UPDATE: A labor agreement reached Friday will put an end to a week-long strike by concrete truck drivers in the Seattle area, The Seattle Times reported. The local Teamsters union struck a deal with five area cement suppliers, though the terms have not been disclosed.
As many as one-quarter of Seattle-area concrete truck drivers were on strike this week, and more were likely to join them, stalling construction during the city's busy summer season, according to The Seattle Times.
The 300 Teamsters who drive concrete trucks in King County had been working without a contract with five area companies since the beginning of the month. The strike had some of the 74 major construction projects underway in the city, including the Alaskan Way Viaduct replacement, waiting a week for concrete deliveries.

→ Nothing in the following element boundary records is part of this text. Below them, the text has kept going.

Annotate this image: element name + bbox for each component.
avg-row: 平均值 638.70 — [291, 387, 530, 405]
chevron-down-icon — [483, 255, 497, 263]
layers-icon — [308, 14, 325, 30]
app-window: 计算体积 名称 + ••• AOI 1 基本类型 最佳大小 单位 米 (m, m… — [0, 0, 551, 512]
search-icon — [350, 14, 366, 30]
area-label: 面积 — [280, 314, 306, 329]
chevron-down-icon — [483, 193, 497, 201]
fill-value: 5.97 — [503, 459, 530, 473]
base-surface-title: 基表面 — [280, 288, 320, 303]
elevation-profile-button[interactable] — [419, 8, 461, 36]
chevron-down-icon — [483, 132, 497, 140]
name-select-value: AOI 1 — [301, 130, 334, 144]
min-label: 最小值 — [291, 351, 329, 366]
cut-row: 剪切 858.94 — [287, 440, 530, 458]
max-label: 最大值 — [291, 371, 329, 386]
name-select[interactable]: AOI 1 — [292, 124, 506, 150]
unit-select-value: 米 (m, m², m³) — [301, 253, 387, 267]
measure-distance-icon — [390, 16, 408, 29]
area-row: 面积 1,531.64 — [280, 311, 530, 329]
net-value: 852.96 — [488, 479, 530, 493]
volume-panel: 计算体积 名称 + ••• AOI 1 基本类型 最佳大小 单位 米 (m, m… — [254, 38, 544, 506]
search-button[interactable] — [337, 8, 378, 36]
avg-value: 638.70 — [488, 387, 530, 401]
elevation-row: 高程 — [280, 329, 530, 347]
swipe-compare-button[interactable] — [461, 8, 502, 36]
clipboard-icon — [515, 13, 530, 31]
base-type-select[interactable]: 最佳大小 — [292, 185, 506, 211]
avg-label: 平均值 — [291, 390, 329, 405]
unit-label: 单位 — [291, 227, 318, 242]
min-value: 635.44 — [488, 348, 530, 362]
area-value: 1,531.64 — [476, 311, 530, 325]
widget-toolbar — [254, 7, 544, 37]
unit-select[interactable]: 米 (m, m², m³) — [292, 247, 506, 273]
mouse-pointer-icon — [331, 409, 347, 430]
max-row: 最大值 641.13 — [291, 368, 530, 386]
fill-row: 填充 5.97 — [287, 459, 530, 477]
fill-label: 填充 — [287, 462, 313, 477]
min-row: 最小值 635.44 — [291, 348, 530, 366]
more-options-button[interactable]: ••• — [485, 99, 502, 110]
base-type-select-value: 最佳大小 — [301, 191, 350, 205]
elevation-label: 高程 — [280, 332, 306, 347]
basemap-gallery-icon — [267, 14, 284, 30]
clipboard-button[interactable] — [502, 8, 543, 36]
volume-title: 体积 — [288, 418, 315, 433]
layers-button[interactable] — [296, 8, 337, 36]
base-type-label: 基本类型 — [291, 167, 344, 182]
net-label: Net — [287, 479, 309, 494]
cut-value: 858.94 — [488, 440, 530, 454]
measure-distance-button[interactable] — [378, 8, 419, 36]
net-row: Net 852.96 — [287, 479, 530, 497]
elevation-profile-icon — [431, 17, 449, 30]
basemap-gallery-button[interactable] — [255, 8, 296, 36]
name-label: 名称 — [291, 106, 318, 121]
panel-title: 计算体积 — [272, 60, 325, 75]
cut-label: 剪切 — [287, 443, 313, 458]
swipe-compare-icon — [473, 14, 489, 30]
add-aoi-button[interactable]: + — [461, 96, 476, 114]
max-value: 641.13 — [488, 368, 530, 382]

Details of the negotiations were not made public, but Teamsters officials said the concrete companies are not acting in good faith. Representatives of one company, CalPortland, said union demands are unreasonable and that the walk-off has harmed projects and perhaps equipment as well.
Although unions' influence in many areas of the country has dwindled, it's fairly unusual to see a full-on strike. Because of the nature of drivers' employment and service to multiple projects, they are typically not part of the trade-union project labor agreements (PLAs) that set rules for the resolution of labor disputes that arise on a job.
PLAs are collective bargaining agreements that determine what type and how many workers contractors must use on a project, as well as the wages and benefits those workers will receive. They usually forbid strikes and lockouts.
Construction industry groups like the Associated Builders and Contractors oppose PLAs, arguing that the agreements require nonunion employees and employers to pay into union benefits they'd otherwise have to join the union to receive. Industry groups also say PLAs often include negotiated wages that increase costs for nonunion contractors. Many trade unions counter that nonunion employers and employees should have to pay for negotiation efforts that benefit everyone working on a PLA job.
Some state governments have passed laws outlawing mandatory PLAs on state projects and prohibiting nonunion employees and employers from being forced to pay into union benefit programs. Missouri is the most recent state to ban mandatory PLAs on state-funded construction projects.